What is remorse?
You may feel remorse for things you have done wrong. Remorse is often caused by feelings of regret over the past, guilt or shame about past behaviors, or feeling sorry for hurts you caused to your loved ones and others you know.
Remorse can be healthy when you honestly look at the past and how your drinking and/or using impacted others, and you use that feeling to make personal changes that prevent repeating those patterns.
But we feel unhealthy remorse when we get stuck in regrets, we find it impossible to forgive ourselves or others, or we make no effort to change our attitudes and actions so we don’t hurt ourselves or others in the future. That kind of remorse is wasted energy. Remorse should motivate us to a positive good, not keep us stuck in a negative past.
How can remorse affect your recovery?
If you don’t adequately address your feelings of guilt, shame, or remorse, it could lead to telling lies to cover up what you’ve done. Though a burden, you can do something positive with remorse—admit the wrong, apologize for it, and take corrective action to make things right.
Those who aren’t addicted may have a few things to feel remorseful about, but it typically ends there. However, for alcoholics and other addicts, who have done many negative things in the past and who struggle mightily with feelings of inferiority, it takes only a slight prompting to sink into deep feelings of shame and guilt.
To turn your remorse into a positive element in your life and in the lives
of others, work the Steps. Step Four advises you to “make a searching and fearless moral inventory” of yourself.

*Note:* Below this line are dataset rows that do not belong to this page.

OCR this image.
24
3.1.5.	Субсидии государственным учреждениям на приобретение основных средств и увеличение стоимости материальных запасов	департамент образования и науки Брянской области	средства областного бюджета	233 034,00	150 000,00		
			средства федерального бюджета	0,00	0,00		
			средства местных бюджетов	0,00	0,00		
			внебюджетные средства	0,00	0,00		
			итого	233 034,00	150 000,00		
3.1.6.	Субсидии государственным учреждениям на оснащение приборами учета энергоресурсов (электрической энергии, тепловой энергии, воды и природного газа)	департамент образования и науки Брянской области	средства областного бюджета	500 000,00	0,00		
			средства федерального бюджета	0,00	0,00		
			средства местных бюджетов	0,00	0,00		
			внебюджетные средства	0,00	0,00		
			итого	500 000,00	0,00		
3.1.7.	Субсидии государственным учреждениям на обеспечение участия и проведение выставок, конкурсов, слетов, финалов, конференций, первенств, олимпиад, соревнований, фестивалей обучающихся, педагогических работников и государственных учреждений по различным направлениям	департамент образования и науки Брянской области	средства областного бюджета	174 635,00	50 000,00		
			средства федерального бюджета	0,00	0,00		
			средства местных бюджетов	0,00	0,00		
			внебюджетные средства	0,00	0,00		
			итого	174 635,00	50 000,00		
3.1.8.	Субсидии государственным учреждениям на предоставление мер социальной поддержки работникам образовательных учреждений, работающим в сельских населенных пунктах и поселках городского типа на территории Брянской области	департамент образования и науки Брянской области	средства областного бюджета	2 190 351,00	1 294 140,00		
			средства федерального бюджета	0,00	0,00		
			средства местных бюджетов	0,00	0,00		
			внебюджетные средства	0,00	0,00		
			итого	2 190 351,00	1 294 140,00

Step Five says we “Admitted to God, to ourselves, and to another human being the exact nature of our wrongs.” Working the Fourth and Fifth Steps will help you deal with remorse, shame, and guilt by helping you take responsibility for your actions and accept yourself and others.
What a heavy load remorse puts on your shoulders! What a terrible mental punishment it is to feel ashamed of the things you’ve said and done! You may feel afraid to face people because of what they might say to you. You might feel afraid of the consequences of things you did when you were drunk. What an awful beating the mind takes! When you come into AA, that terrible load of remorse falls from your shoulders.